The regional honcho figures things are scariest in conventional tube land, where much NFB product traditionally ended up in the past. “The independent community that is used to earning its living from producing a reasonable volume of TV-based documentaries. Those creators are the hardest hit, and we get lost there as well. Our first commitment is to projects that are truly different and interesting, and that’s where the resources have to go first.”
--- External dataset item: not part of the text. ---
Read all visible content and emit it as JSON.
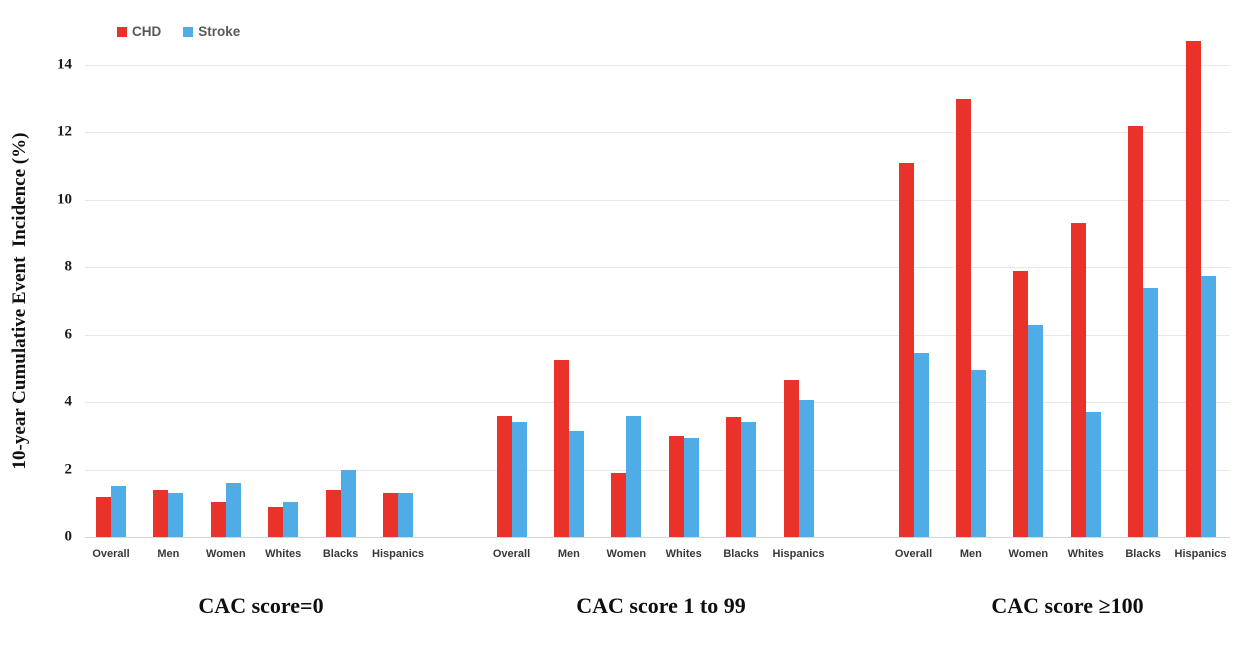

Winnipeg-bred Angela Heck, publicist for the Pacific office during much of this decade—now working the other side, as a producer—calls the NFB “the last of a dying breed in the world.” She’s referring to its international rep as a publicly funded body dedicated to digging up decidedly noncommercial prospects. “Whatever the current problems may be, they really are about nurturing new talent in far-flung places.”

Although the Board has never been mandated to gather specifically characteristic tales of each region, Friesen insists that patterns have emerged organically. Geography has something to do with that. But everyone POV contacted was able to point to the West’s intense engagement with addiction and disability issues as a leading indicator of Western proclivities, in this decade anyway. From the autobiographical works of Bonnie Sherr Klein to Wild’s Bevel Up and Murray Siple’s currently circulating Carts of Darkness, physically challenged and socially engaged filmmakers are rushing into the wide open spaces of British Columbia and the Yukon. A renewed emphasis on putting cameras in the hands of First Nations storytellers, especially young ones, bodes well for regional representation.

“Success really does come from the margins,” is the way Fraticelli puts it. “In Vancouver, we are literally on the edge, and the edge is where you find people with individual vision—artists who are generally five or six years ahead of the awards and other kinds of recognition. There’s always a danger in thinking too much in the short term.” But if the Board was to be shuttered, in the cause of progressive conservatism or whatever they are calling nearsighted greed these days, would the feisty nature of the region—with publicly funded outfits like Cineworks and the Cinémathèque, and already struggling indie houses kicking in—be able to provide a saving alternative? Would our stories, especially the new ones, really live on?

“The short answer,” Fraticelli concludes, “is no.”

The longer answer is definitely more complicated.

“My own view is that media artists will continue to swim against the tide of homogenization and market-driven directives to tell our awkward, difficult, beautiful, undigested original stories. And, against all odds, they’ll find ways to share them with the rest of us.”